Well, that was glorious, wasn't it? Say what you will about yesterday's protests, but one thing remains unassailably true. A bunch of fucking morons waved a bunch of very, very stupid signs. Here are a collection of some of my favorites, both from yesterday's protests and from an earlier Tea Party last weekend in California.

This really says it all. Clearly, the U.S. is becoming such a third world nation that we can't afford enough cardboard to make a sign saying the U.S. is a third world nation. Bonus points for trying to salvage "Nation" by writing the rest of the letters smaller, then realizing after the "A" and the "T" that more drastic cuts in point size were required to balance the cardboard budget.
You don't fire Congress by honking. You fire Congress by voting. We all "honked" five months ago, fired a bunch of members of Congress, and this is the result. I'm sorry you're not happy with it, but all the angry honkies in the world won't get to change that until 2010.
YOU HAVE REPRESENTATION, ASSHOLES. The Boston Tea Party was about paying taxes without even a chance at a say in how, and to what extent, they were enacted. Your tea parties are about paying taxes when you blew your chance at a say in how, and when, and to what extent they were enacted, because you threw all your support behind a senile old man and a bimbo. Not liking your representation is not the same as not having any.
I've got to give this guy some credit. Either by accident, due to his laser-like focus on Congress, or by design, this guy has actually managed to avoid raising the image of lynching the black president. So ten out of ten for racial sensitivity, but subtract several million for violent, eliminationist rhetoric. Whoops.
I'm not going to get into the comparison with Hitler. That's old news. All over the Tea Parties, all day today. What I will take issue with, however, is the capitalization. What the fuck? OBama? HiTler? Unlike the last guy, there's plenty of room on the sign, although it looks like somewhere there's a road crew missing a warning flag. Pick a case and stick with it. Our founding fathers didn't fight and die for your awful penmanship, fuckload.
OK, why didn't someone send this guy the "it's not about race" memo? "Kenyan"? An outdated In Living Color reference? Wait a second... is this David Duke? Nah, probably just a coincidence.
I don't know what's more disheartening. That these people are out there bitching about the taxes that haven't gone up, or that they're doing such a half-assed job at it. Come on! Your protests are being funded by some of the wealthiest right-wing think tanks in the country! Your sign doesn't have to look like a ransom note mailed on part of a refrigerator box. Call up FreedomWatch and have them send you one of their slickly produced, correctly-spelled placards!
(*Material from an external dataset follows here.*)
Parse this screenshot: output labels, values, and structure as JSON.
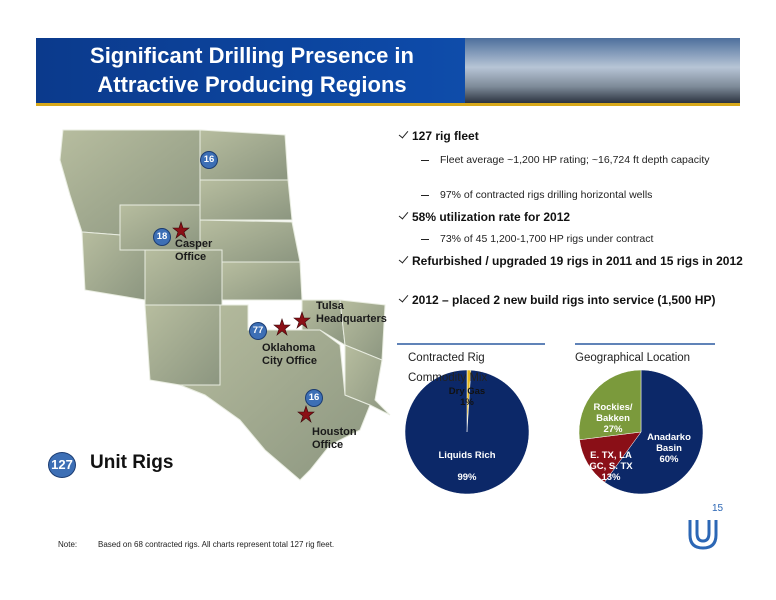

And I'll finish with a twofer - these signs were ten feet away from each other, and a trillion miles from reality. Contrary to what the Army recruitment ads tell you, America's fresh-faced youth aren't willing to shoot foreigners for free plus "leadership experience". It's not a fucking internship. And even if they were, the Army doesn't actually operate on a Bring Your Own Bullets basis. Hope you enjoyed your day in fantasy land, dipshits, because, because the real world's back today.